Das in der Folge auf der Rückseite montierte Falzsystem hat zudem die natürliche Bewegung des Holzes gehemmt, weshalb es zu Spannungen an der bemalten Vorderseite des Bildes kam, die in der Folge die Malschicht abblättern ließen. Dieses System wurde entfernt, um den Eichenholzplatten wieder mehr Spielraum zu geben. Die oberste Platte wurde neu montiert, da sie schief aufgesetzt worden war. Nachdem die Restaurierung der Risse und Fugen abgeschlossen war, konnte ein neues, flexibleres Stützsystem aus Buchenholz gebaut werden. Diesmal folgt das Stützsystem der Krümmung der ausgedünnten Holzplatten.
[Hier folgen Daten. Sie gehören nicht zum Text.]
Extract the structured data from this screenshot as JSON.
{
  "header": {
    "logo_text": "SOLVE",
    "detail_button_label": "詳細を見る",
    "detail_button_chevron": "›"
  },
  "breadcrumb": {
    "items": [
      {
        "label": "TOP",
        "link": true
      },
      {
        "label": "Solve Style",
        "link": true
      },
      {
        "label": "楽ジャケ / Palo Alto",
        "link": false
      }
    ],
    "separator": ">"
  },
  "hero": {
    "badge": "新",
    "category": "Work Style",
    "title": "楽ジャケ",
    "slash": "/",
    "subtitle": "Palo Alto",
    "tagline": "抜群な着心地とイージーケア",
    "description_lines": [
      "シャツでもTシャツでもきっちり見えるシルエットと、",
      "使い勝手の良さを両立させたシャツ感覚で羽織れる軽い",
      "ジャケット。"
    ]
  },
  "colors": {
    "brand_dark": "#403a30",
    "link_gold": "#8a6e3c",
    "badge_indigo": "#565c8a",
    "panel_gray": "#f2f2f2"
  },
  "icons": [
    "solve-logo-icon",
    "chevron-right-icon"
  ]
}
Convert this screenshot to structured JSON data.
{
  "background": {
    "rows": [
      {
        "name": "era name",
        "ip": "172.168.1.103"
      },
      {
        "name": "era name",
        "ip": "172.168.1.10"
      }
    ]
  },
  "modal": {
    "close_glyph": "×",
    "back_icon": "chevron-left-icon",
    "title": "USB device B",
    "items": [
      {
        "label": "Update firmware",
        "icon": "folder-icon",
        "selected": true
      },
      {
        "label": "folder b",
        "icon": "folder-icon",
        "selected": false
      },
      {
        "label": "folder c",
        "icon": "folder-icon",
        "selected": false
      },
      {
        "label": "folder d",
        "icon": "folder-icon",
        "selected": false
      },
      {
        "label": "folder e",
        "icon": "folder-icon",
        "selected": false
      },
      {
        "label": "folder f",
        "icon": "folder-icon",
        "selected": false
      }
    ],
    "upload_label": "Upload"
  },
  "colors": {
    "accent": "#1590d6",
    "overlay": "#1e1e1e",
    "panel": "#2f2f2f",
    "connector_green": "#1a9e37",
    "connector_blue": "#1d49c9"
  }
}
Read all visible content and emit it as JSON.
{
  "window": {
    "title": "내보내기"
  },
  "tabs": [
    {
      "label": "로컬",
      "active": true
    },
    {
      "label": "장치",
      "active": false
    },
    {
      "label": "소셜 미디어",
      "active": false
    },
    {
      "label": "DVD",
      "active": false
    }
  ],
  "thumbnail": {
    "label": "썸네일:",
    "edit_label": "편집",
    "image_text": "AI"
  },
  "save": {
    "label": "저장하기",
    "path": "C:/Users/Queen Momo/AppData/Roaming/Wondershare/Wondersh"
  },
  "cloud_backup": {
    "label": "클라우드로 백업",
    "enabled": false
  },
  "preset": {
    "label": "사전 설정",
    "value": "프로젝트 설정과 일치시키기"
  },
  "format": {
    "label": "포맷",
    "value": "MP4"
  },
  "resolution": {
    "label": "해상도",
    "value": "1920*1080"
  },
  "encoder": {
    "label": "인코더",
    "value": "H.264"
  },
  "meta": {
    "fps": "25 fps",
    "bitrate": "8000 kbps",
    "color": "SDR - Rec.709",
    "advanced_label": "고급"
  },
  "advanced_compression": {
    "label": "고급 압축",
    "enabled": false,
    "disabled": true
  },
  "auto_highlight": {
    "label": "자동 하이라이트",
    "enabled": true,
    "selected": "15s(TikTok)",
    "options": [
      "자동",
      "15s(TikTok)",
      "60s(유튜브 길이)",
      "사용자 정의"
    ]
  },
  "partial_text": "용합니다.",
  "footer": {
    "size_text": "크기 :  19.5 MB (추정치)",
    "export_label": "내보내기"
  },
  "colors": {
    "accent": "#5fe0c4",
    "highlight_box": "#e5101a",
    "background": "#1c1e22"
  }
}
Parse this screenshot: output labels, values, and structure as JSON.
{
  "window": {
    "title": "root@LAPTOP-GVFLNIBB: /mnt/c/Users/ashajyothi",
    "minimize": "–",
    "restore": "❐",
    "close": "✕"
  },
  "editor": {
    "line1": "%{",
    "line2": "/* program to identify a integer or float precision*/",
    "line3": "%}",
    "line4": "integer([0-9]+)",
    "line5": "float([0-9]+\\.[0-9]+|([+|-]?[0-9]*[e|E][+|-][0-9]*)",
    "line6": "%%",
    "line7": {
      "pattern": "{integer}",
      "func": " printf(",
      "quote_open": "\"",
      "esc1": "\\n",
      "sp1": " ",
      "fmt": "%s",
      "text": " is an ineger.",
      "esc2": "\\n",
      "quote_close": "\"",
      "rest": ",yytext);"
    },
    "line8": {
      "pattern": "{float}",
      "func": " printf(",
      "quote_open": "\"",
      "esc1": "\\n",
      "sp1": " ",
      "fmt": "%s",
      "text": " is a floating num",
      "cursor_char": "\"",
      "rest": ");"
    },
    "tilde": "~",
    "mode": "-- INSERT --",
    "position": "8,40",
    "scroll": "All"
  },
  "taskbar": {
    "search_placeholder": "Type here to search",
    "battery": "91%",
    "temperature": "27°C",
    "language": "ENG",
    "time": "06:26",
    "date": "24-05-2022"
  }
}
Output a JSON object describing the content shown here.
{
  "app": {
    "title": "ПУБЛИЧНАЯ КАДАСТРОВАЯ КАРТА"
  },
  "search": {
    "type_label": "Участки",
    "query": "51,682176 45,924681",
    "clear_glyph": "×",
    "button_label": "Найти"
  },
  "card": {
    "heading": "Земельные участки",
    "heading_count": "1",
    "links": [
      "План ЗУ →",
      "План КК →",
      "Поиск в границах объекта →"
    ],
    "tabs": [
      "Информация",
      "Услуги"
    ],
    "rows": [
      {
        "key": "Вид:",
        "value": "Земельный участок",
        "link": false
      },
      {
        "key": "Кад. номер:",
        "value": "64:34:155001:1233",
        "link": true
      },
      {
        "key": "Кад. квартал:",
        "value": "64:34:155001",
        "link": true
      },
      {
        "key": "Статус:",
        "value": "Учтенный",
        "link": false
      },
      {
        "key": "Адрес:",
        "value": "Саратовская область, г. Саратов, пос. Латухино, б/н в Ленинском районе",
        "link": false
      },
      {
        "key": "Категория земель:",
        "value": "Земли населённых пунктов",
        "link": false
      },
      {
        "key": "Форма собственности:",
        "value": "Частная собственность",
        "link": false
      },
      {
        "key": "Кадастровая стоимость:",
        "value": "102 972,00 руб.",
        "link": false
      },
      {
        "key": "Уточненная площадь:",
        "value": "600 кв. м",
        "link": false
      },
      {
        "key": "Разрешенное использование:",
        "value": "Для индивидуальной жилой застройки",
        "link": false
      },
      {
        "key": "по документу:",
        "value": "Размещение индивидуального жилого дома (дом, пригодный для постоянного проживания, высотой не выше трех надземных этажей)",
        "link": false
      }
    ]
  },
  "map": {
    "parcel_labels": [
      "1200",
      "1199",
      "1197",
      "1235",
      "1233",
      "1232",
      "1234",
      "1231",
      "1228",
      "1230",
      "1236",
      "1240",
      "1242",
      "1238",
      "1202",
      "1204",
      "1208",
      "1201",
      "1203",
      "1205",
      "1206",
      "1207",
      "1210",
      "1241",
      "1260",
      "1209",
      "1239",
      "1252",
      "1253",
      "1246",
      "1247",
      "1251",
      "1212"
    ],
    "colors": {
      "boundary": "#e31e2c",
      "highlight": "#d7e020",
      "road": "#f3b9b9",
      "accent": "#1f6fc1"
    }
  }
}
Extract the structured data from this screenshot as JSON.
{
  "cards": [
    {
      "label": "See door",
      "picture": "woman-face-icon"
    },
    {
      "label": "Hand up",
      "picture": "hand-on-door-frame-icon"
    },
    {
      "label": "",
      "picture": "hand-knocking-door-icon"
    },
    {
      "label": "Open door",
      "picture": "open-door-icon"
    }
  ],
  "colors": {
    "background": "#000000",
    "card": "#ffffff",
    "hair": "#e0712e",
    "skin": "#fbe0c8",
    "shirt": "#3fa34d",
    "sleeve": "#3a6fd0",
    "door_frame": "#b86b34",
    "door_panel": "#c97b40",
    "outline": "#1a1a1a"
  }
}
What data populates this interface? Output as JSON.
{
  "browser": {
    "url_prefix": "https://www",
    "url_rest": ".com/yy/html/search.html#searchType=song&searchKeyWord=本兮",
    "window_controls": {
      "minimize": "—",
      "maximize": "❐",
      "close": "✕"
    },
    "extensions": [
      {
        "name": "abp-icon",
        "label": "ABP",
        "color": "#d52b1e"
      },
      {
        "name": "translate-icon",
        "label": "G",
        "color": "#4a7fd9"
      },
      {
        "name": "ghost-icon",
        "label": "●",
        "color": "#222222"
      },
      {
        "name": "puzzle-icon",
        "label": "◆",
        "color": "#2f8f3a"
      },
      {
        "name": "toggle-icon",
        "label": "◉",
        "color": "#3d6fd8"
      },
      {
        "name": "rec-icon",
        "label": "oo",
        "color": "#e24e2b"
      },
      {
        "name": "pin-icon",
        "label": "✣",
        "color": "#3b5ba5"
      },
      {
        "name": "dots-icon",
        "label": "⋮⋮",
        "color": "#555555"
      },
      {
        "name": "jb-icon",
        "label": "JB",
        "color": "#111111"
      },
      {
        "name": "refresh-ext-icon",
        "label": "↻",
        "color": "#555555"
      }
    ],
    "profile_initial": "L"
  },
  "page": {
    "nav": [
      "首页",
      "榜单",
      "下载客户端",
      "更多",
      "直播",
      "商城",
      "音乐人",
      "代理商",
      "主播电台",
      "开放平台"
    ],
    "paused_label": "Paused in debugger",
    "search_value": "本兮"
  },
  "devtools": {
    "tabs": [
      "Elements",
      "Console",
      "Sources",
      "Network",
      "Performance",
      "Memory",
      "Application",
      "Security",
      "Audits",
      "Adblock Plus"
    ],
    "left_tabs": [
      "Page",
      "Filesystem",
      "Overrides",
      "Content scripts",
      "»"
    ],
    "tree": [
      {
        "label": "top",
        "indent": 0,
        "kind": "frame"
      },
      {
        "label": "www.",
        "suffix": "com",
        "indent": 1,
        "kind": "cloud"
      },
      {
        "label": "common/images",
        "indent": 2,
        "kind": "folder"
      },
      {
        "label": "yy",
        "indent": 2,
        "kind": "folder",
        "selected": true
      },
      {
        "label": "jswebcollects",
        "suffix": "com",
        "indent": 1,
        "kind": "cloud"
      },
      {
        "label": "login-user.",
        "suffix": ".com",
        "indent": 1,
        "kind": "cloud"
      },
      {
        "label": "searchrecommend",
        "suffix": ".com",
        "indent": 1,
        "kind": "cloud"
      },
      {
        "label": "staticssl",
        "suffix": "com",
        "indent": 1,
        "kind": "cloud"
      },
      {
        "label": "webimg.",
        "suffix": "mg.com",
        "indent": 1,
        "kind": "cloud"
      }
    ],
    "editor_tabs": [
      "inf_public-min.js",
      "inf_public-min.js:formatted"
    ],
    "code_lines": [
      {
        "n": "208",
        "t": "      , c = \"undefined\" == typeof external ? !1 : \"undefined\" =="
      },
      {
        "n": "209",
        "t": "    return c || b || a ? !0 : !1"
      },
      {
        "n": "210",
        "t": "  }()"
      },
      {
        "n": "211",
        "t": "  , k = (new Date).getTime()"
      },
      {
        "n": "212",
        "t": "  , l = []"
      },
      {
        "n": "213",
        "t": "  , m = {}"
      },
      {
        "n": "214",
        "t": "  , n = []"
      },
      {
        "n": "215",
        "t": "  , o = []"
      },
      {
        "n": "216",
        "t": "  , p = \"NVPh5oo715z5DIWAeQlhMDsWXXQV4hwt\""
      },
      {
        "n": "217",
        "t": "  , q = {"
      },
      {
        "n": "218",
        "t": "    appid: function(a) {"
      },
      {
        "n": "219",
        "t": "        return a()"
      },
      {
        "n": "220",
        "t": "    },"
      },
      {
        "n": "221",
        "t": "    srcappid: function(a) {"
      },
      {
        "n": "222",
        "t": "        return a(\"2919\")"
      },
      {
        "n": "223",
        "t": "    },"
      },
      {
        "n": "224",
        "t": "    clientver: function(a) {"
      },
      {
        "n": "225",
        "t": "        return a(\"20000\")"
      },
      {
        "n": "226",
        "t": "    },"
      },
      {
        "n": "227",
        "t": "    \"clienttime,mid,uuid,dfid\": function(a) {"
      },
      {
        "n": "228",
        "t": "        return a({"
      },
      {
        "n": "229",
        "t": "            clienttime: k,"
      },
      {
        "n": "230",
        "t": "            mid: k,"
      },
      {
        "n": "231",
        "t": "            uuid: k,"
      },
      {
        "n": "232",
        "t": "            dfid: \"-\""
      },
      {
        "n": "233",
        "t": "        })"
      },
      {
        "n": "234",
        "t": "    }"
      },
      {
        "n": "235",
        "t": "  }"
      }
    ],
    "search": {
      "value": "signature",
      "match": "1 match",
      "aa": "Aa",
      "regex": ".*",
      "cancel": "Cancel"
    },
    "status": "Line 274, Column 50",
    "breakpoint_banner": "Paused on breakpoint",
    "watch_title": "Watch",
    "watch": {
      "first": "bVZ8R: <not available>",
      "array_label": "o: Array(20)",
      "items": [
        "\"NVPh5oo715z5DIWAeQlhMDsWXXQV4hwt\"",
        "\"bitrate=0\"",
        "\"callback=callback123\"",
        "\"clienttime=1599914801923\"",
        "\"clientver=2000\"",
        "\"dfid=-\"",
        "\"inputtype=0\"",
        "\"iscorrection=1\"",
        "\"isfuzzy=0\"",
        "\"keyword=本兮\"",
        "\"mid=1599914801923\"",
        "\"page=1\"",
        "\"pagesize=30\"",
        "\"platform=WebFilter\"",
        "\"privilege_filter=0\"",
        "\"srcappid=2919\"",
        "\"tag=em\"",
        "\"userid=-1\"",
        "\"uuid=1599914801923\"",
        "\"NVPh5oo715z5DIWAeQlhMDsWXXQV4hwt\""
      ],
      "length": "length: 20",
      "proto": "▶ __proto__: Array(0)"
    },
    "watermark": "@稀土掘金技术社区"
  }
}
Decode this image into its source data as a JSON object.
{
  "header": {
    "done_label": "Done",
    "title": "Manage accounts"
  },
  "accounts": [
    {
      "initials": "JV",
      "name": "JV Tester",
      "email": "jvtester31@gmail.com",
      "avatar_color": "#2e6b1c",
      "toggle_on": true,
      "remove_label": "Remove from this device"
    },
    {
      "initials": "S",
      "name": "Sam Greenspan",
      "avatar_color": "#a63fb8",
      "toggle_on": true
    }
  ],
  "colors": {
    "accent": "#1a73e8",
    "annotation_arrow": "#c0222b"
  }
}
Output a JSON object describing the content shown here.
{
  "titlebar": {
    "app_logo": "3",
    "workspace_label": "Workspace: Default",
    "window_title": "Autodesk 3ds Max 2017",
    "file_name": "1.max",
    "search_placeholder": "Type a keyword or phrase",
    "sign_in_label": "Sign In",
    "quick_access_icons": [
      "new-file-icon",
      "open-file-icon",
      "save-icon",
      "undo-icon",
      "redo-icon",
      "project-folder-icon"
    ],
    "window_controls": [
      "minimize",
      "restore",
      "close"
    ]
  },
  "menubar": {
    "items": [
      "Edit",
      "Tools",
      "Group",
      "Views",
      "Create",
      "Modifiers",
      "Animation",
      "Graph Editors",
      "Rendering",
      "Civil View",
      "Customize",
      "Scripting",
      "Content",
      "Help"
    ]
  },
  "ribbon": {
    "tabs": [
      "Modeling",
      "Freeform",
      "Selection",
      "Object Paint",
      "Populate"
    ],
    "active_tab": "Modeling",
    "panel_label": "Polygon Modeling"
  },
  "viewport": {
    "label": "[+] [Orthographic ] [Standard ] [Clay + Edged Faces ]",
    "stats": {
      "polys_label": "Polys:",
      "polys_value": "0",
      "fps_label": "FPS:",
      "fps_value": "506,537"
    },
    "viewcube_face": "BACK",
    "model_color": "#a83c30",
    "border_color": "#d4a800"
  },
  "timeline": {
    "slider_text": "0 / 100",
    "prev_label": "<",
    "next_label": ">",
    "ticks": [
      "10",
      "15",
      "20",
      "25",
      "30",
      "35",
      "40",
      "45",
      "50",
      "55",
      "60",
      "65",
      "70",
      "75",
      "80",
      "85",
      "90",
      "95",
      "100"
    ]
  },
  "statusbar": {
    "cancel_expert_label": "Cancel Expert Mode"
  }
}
Die Malschicht war durch viele Eingriffe und Übermalungen, incl. farbige Lacke, um diese zu verschleiern, nahezu monochrom in ihrer Erscheinung. Nach der Reinigung kam erstmals seit Jahrhunderten wieder die ursprüngliche Subtilität von Pieter Bruegels Malerweise zutage. Eine Vielzahl von Einzelheiten konnten so wieder enthüllt werden. Die offensichtlichste Veränderung ist, dass das Gemälde seinen warmen Rot-Ocker-Ton verloren und eine Schärfe in den Blau- und Rottönen zurückgewonnen hat. Dadurch ist es leichter lesbar geworden, und die Tiefe der Landschaft wieder nachvollziehbar. Ergänzungen verlorener Details konnten mit Hilfe von Kopien und Varianten der Komposition durch Bruegels Söhne – Pieter Brueghel der Jüngere und Jan Brueghel der Jüngere – angefertigt werden. Die beiden Brueghels arbeiteten mit dem originalen Karton ihres Vaters weiter und überlieferten so bedeutende Elemente des Bildes.